Quisera viver de rimas. Quisera poder viver de escrever canções. Mas a vida, essa agulha afiada que nos tece os dias, pôs-lhe enxada às costas e tocou-lhe à lida, de sol a sol. E lá se foi, cantando.
Matraqueava a enxada na terra, sulcando o arredio chão. Ferindo a embrutecida gleba, na esperança vã, de em caindo a chuva, viesse frutificar o trigo, e em dourando o trigo, pudesse fazer o pão. Em troca, proclamava seus versos como que a inspirar o solo a frutificar o grão.
Contudo, eis que a vida, esse amontoar sombrio de sucessivas dores, veio amarrotar o brio de suas ambições e nem gota, nem água, nem grão, nem trigo, nem pão. A ele, só restou canção.
Somente o suor do rosto, era a umidade abundante que viam as calejadas mãos. Só que o suor, salgado, não serve pra regar o chão.  Mas matuto é cabra bom, sertanejo é forte que só,  marchava de sol a sol, em riba do fio de esperança que lhe animava o coração. E sem amuar-se um só minuto, seguia cantando e semeando a fé:
Há de chover no sertão! Um dia chove. E nesse dia, ah! Teremos de tudo o que é bão! Da semente há de brotar a árvore. Da folha, fazer-se flor, da flor, brotará a abelha que nos dará o mel, fruto de seu labor. O cinza há de verter-se verde.
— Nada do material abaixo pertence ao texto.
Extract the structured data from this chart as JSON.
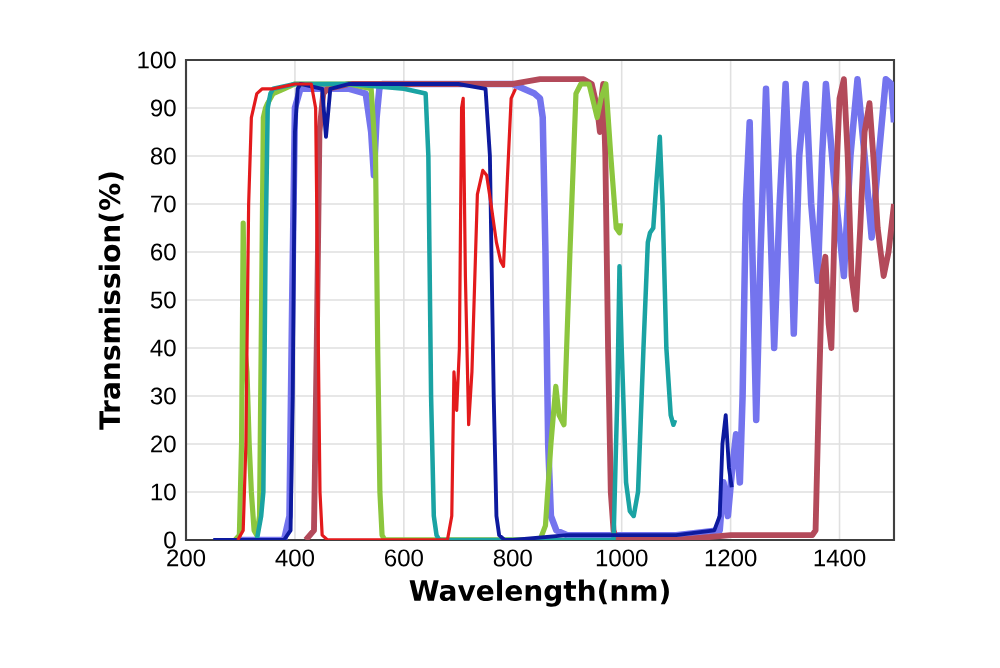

O verde há de trazer a sorte, a sorte trará fortuna e a fortuna, trará o amor. Que amor é fruta rara, nessas terras judiadas, na miséria, difícil cultivar o amor. Mulher é flor sensível, carece amor e convívio. Coisa que no meu lutar sem alívio, com certeza, não posso dar. Mas dia virá, meu Deus, em que fina flor terei para meus dias encantar e uma mulher faceira, virá ser minha companheira para todo o sempre, amém!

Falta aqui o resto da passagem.